Thursday, May 21, 2015

The Rwandan People

Rwanda is extremely poor, and has an exceedingly disturbing genocide in its history.  But its people are beautiful, strong, resilient, and friendly.  Here is a random snapshot of people I saw.  


Parents taking children to school.


A young lady carrying a baby was positively beaming when she saw us outside of African Evangelical Enterprise (AEE) Headquarters. 


One of the many ladies selling pineapple.  Those are really sweet and juicy. 


Can you balance a big bucket on your head, carrying a string of fish on one hand, and speaking on the mobile phone with another?


The young people at the University of Rwanda are just like the students at other universities in other countries.  Except that they seem leaner.  


A beautiful young women peeling potatoes at one of the houses where we plan to install a solar power system.  This village is less than an hour from Kigali.  Yet the whole region  has no electrical power.  Starting around six, even before the sun sets, the inside of the house is plunged into darkness.  How do you cook, eat, and do housework?  How do the students do their homework?  The reality is they don’t.  













4 comments:

YTSL said...

Thank you for sharing the photos and your thoughts. One of my strongest memories of attending the Hong Kong International Film Festival involved attending a screening of "Hotel Rwanda" at the Hong Kong Cultural Centre and weeping several times during and after the screening. It's amazing that after all that carnage, there still was a country and people -- and that in the intervening years, it actually has fared much better than expected.

YTSL said...

In what can seem another lifetime, I was an Africanist -- and one of my housemates/colleagues was a Rwandan specialist. Before the 1995 Rwandan massacre, the country was considered one of the richest in East Africa. I haven't kept up as much as I would like with African affairs but isn't that still the case? Even so though, I can imagine how much of the country -- and many of the people -- can seem poor in the eyes of, say, Hong Kongers.

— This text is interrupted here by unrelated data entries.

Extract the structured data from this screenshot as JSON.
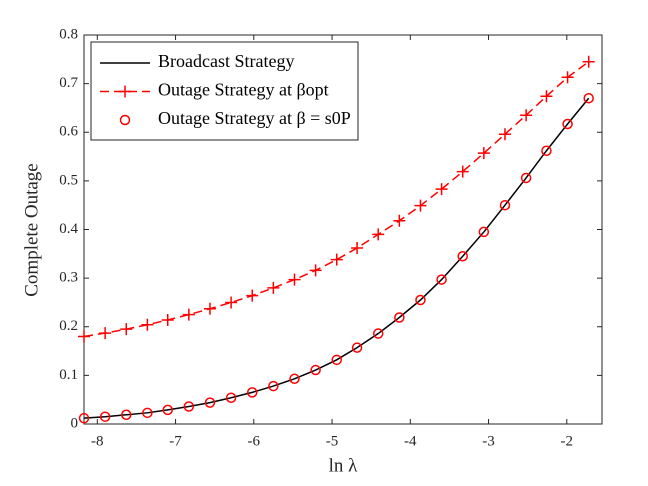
{
  "chart_data": {
    "type": "line",
    "x_label": "ln λ",
    "y_label": "Complete Outage",
    "xlim": [
      -8.17,
      -1.55
    ],
    "ylim": [
      0,
      0.8
    ],
    "xticks": [
      -8,
      -7,
      -6,
      -5,
      -4,
      -3,
      -2
    ],
    "yticks": [
      0,
      0.1,
      0.2,
      0.3,
      0.4,
      0.5,
      0.6,
      0.7,
      0.8
    ],
    "legend": "upper left",
    "x": [
      -8.17,
      -7.9,
      -7.63,
      -7.36,
      -7.1,
      -6.83,
      -6.56,
      -6.29,
      -6.02,
      -5.75,
      -5.48,
      -5.21,
      -4.94,
      -4.68,
      -4.41,
      -4.14,
      -3.87,
      -3.6,
      -3.33,
      -3.06,
      -2.79,
      -2.52,
      -2.26,
      -1.99,
      -1.72
    ],
    "series": [
      {
        "name": "Broadcast Strategy",
        "color": "#000000",
        "style": "solid",
        "values": [
          0.012,
          0.015,
          0.019,
          0.023,
          0.029,
          0.036,
          0.044,
          0.054,
          0.065,
          0.078,
          0.093,
          0.111,
          0.132,
          0.157,
          0.186,
          0.219,
          0.255,
          0.297,
          0.345,
          0.395,
          0.45,
          0.506,
          0.562,
          0.617,
          0.67
        ]
      },
      {
        "name": "Outage Strategy at βopt",
        "color": "#ff0000",
        "style": "dashed-plus",
        "values": [
          0.18,
          0.187,
          0.195,
          0.204,
          0.214,
          0.225,
          0.237,
          0.25,
          0.264,
          0.28,
          0.297,
          0.316,
          0.338,
          0.362,
          0.39,
          0.418,
          0.449,
          0.483,
          0.519,
          0.557,
          0.596,
          0.635,
          0.674,
          0.713,
          0.745
        ]
      },
      {
        "name": "Outage Strategy at β = s0P",
        "color": "#ff0000",
        "style": "circle",
        "values": [
          0.012,
          0.015,
          0.019,
          0.023,
          0.029,
          0.036,
          0.044,
          0.054,
          0.065,
          0.078,
          0.093,
          0.111,
          0.132,
          0.157,
          0.186,
          0.219,
          0.255,
          0.297,
          0.345,
          0.395,
          0.45,
          0.506,
          0.562,
          0.617,
          0.67
        ]
      }
    ]
  }
}
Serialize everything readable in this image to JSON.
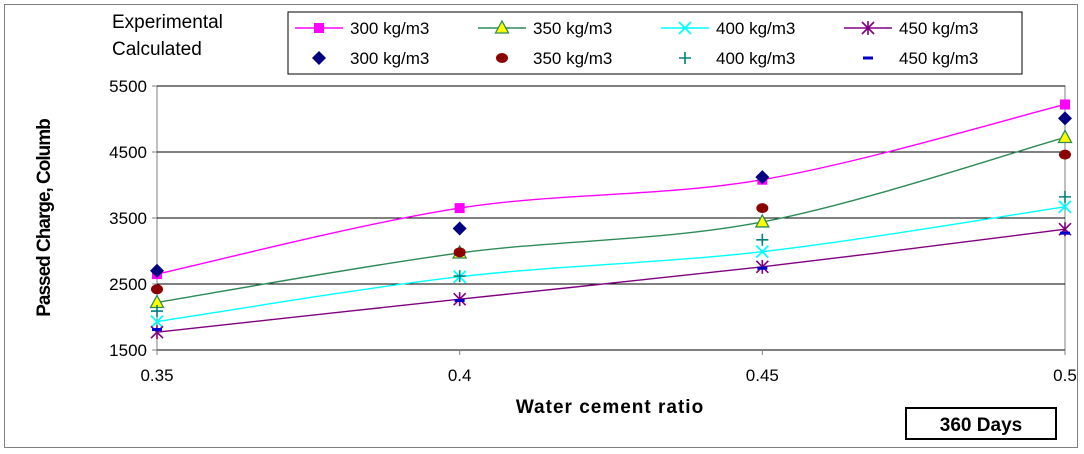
{
  "chart_data": {
    "type": "line",
    "xlabel": "Water cement ratio",
    "ylabel": "Passed Charge, Columb",
    "xlim": [
      0.35,
      0.5
    ],
    "ylim": [
      1500,
      5500
    ],
    "x_ticks": [
      "0.35",
      "0.4",
      "0.45",
      "0.5"
    ],
    "y_ticks": [
      "1500",
      "2500",
      "3500",
      "4500",
      "5500"
    ],
    "annotation": "360 Days",
    "legend_groups": {
      "experimental": "Experimental",
      "calculated": "Calculated"
    },
    "legend_placement": "top",
    "grid": "horizontal",
    "x": [
      0.35,
      0.4,
      0.45,
      0.5
    ],
    "experimental_series": [
      {
        "name": "300 kg/m3",
        "values": [
          2650,
          3650,
          4080,
          5220
        ],
        "color": "#ff00ff",
        "marker": "square"
      },
      {
        "name": "350 kg/m3",
        "values": [
          2220,
          2970,
          3440,
          4720
        ],
        "color": "#2e8b57",
        "marker": "triangle"
      },
      {
        "name": "400 kg/m3",
        "values": [
          1930,
          2610,
          2990,
          3670
        ],
        "color": "#00ffff",
        "marker": "x"
      },
      {
        "name": "450 kg/m3",
        "values": [
          1770,
          2270,
          2760,
          3330
        ],
        "color": "#800080",
        "marker": "asterisk"
      }
    ],
    "calculated_series": [
      {
        "name": "300 kg/m3",
        "values": [
          2700,
          3340,
          4120,
          5010
        ],
        "color": "#000080",
        "marker": "diamond"
      },
      {
        "name": "350 kg/m3",
        "values": [
          2420,
          2980,
          3650,
          4460
        ],
        "color": "#8b0000",
        "marker": "circle"
      },
      {
        "name": "400 kg/m3",
        "values": [
          2090,
          2620,
          3170,
          3820
        ],
        "color": "#008080",
        "marker": "plus"
      },
      {
        "name": "450 kg/m3",
        "values": [
          1810,
          2250,
          2740,
          3270
        ],
        "color": "#0000cd",
        "marker": "dash"
      }
    ]
  }
}
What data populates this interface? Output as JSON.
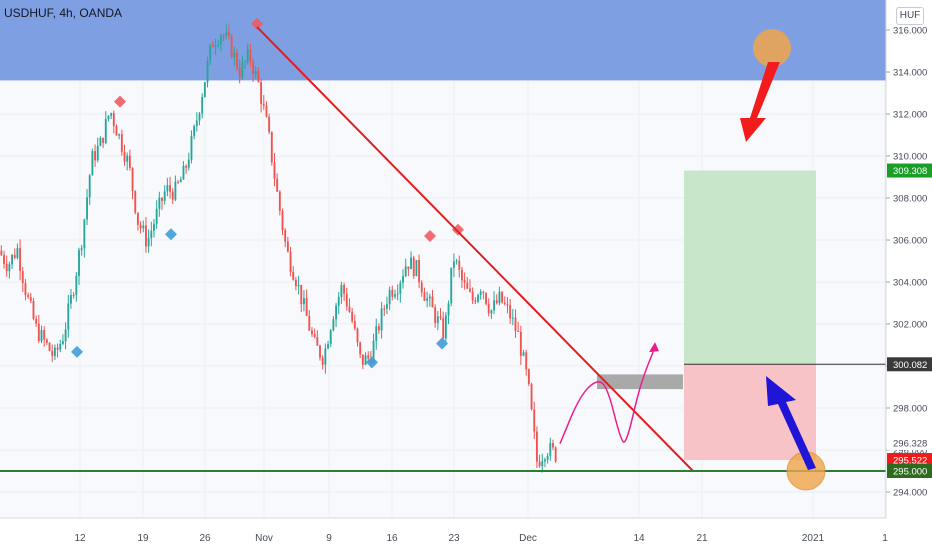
{
  "header": {
    "title": "USDHUF, 4h, OANDA",
    "currency": "HUF"
  },
  "colors": {
    "up": "#26a69a",
    "down": "#ef5350",
    "resistance_zone": "#7f9fe3",
    "trendline": "#e31e1e",
    "support_line": "#2e7d32",
    "target_zone": "#c8e6c9",
    "stop_zone": "#f8c3c7",
    "path": "#e91e8c",
    "highlight_circle": "#f0a54a",
    "down_arrow": "#f21c1c",
    "up_arrow": "#2014d6",
    "price_tag_green": "#1a9e28",
    "price_tag_red": "#ee1c1c",
    "price_tag_dark": "#3a3a3a"
  },
  "chart_data": {
    "type": "candlestick",
    "title": "USDHUF, 4h, OANDA",
    "y_axis": {
      "ticks": [
        "316.000",
        "314.000",
        "312.000",
        "310.000",
        "308.000",
        "306.000",
        "304.000",
        "302.000",
        "300.000",
        "298.000",
        "296.000",
        "294.000"
      ],
      "range": [
        293.0,
        317.0
      ]
    },
    "x_axis": {
      "ticks": [
        "12",
        "19",
        "26",
        "Nov",
        "9",
        "16",
        "23",
        "Dec",
        "14",
        "21",
        "2021",
        "1"
      ]
    },
    "price_tags": [
      {
        "label": "309.308",
        "value": 309.308,
        "kind": "green"
      },
      {
        "label": "300.082",
        "value": 300.082,
        "kind": "dark"
      },
      {
        "label": "296.328",
        "value": 296.328,
        "kind": "plain"
      },
      {
        "label": "295.522",
        "value": 295.522,
        "kind": "red"
      },
      {
        "label": "295.000",
        "value": 295.0,
        "kind": "darkgreen"
      }
    ],
    "path_keypoints": [
      305.5,
      304.8,
      305.6,
      303.4,
      301.8,
      301.1,
      300.4,
      301.5,
      303.6,
      306.2,
      309.8,
      310.6,
      312.2,
      310.9,
      309.6,
      306.9,
      305.9,
      307.2,
      308.4,
      308.3,
      309.2,
      311.0,
      313.2,
      315.4,
      315.9,
      315.2,
      314.0,
      314.8,
      313.4,
      311.2,
      308.2,
      305.5,
      304.2,
      302.6,
      301.0,
      300.4,
      302.5,
      303.8,
      302.3,
      300.2,
      300.4,
      302.0,
      303.5,
      303.9,
      305.0,
      304.6,
      303.3,
      302.4,
      301.5,
      305.2,
      303.9,
      303.1,
      303.9,
      302.6,
      303.2,
      302.5,
      301.4,
      299.2,
      295.4,
      296.1,
      295.8
    ],
    "markers": [
      {
        "type": "high",
        "value": 316.1
      },
      {
        "type": "high",
        "value": 312.4
      },
      {
        "type": "high",
        "value": 306.0
      },
      {
        "type": "high",
        "value": 306.3
      },
      {
        "type": "low",
        "value": 301.1
      },
      {
        "type": "low",
        "value": 306.7
      },
      {
        "type": "low",
        "value": 300.6
      },
      {
        "type": "low",
        "value": 301.5
      }
    ],
    "trendline": {
      "from": 316.0,
      "to": 295.0
    },
    "resistance_zone": {
      "from": 313.6,
      "to": 317.0
    },
    "support_level": 295.0,
    "position": {
      "entry": 300.082,
      "target": 309.308,
      "stop": 295.522
    },
    "grey_box": {
      "from": 298.9,
      "to": 299.6
    },
    "projection_path": [
      296.3,
      298.6,
      299.4,
      298.9,
      296.6,
      296.2,
      299.1,
      300.9
    ]
  }
}
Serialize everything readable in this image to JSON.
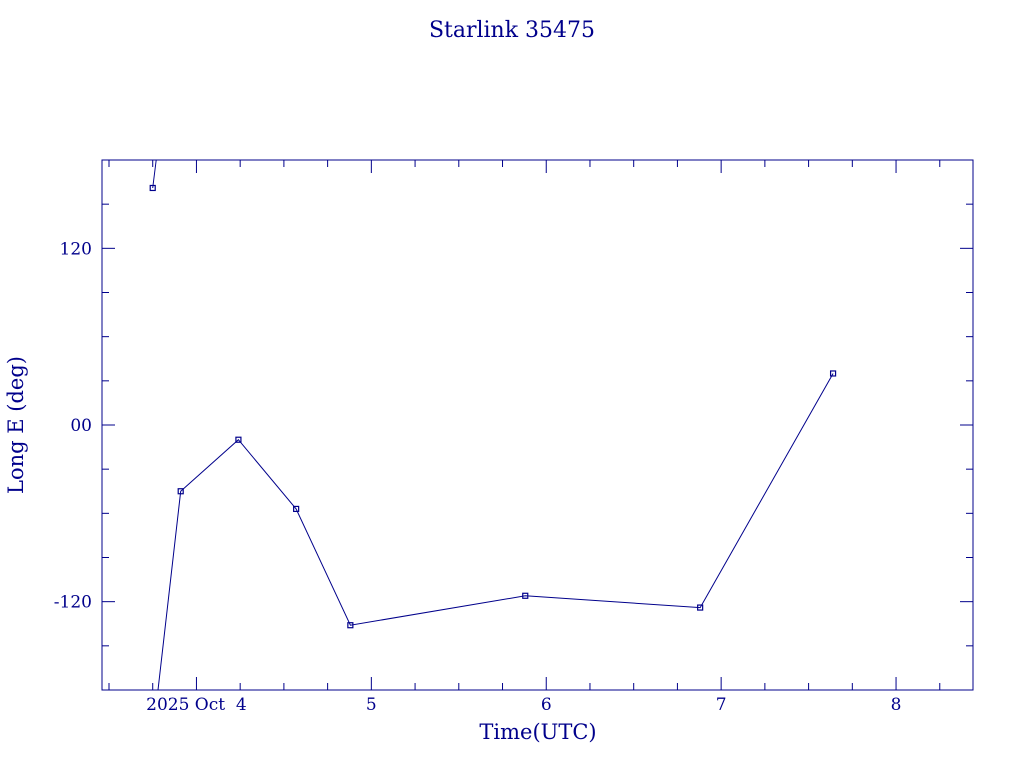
{
  "chart_data": {
    "type": "line",
    "title": "Starlink 35475",
    "xlabel": "Time(UTC)",
    "ylabel": "Long E (deg)",
    "x_tick_labels": [
      {
        "value": 4.0,
        "label": "2025 Oct  4"
      },
      {
        "value": 5.0,
        "label": "5"
      },
      {
        "value": 6.0,
        "label": "6"
      },
      {
        "value": 7.0,
        "label": "7"
      },
      {
        "value": 8.0,
        "label": "8"
      }
    ],
    "y_tick_labels": [
      {
        "value": 120,
        "label": "120"
      },
      {
        "value": 0,
        "label": "00"
      },
      {
        "value": -120,
        "label": "-120"
      }
    ],
    "xlim": [
      3.46,
      8.44
    ],
    "ylim": [
      -180,
      180
    ],
    "x_minor_step": 0.25,
    "y_minor_step": 30,
    "color": "#00008b",
    "grid": false,
    "legend": "none",
    "x_unit": "days of October 2025",
    "segments": [
      [
        {
          "x": 3.77,
          "y": 180
        },
        {
          "x": 3.75,
          "y": 161
        }
      ],
      [
        {
          "x": 3.78,
          "y": -180
        },
        {
          "x": 3.91,
          "y": -45
        },
        {
          "x": 4.24,
          "y": -10
        },
        {
          "x": 4.57,
          "y": -57
        },
        {
          "x": 4.88,
          "y": -136
        },
        {
          "x": 5.88,
          "y": -116
        },
        {
          "x": 6.88,
          "y": -124
        },
        {
          "x": 7.64,
          "y": 35
        }
      ]
    ],
    "markers": [
      {
        "x": 3.75,
        "y": 161
      },
      {
        "x": 3.91,
        "y": -45
      },
      {
        "x": 4.24,
        "y": -10
      },
      {
        "x": 4.57,
        "y": -57
      },
      {
        "x": 4.88,
        "y": -136
      },
      {
        "x": 5.88,
        "y": -116
      },
      {
        "x": 6.88,
        "y": -124
      },
      {
        "x": 7.64,
        "y": 35
      }
    ]
  }
}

Re a whole region being without electricity power: it's amazing, isn't it, how people in some parts of the world can't imagine contemporary life without the internet and smart phones while other parts of the same world still remain without any electricity power at all.

StephenC said...

They are very poor and underdeveloped these days. Even compared with countries like Uganda and Kenya. But it is very clean, both physically and governmentally. And it is very hopeful.

StephenC said...

They are very poor and underdeveloped these days. Even compared with countries like Uganda and Kenya. But it is very clean, both physically and governmentally. And it is very hopeful.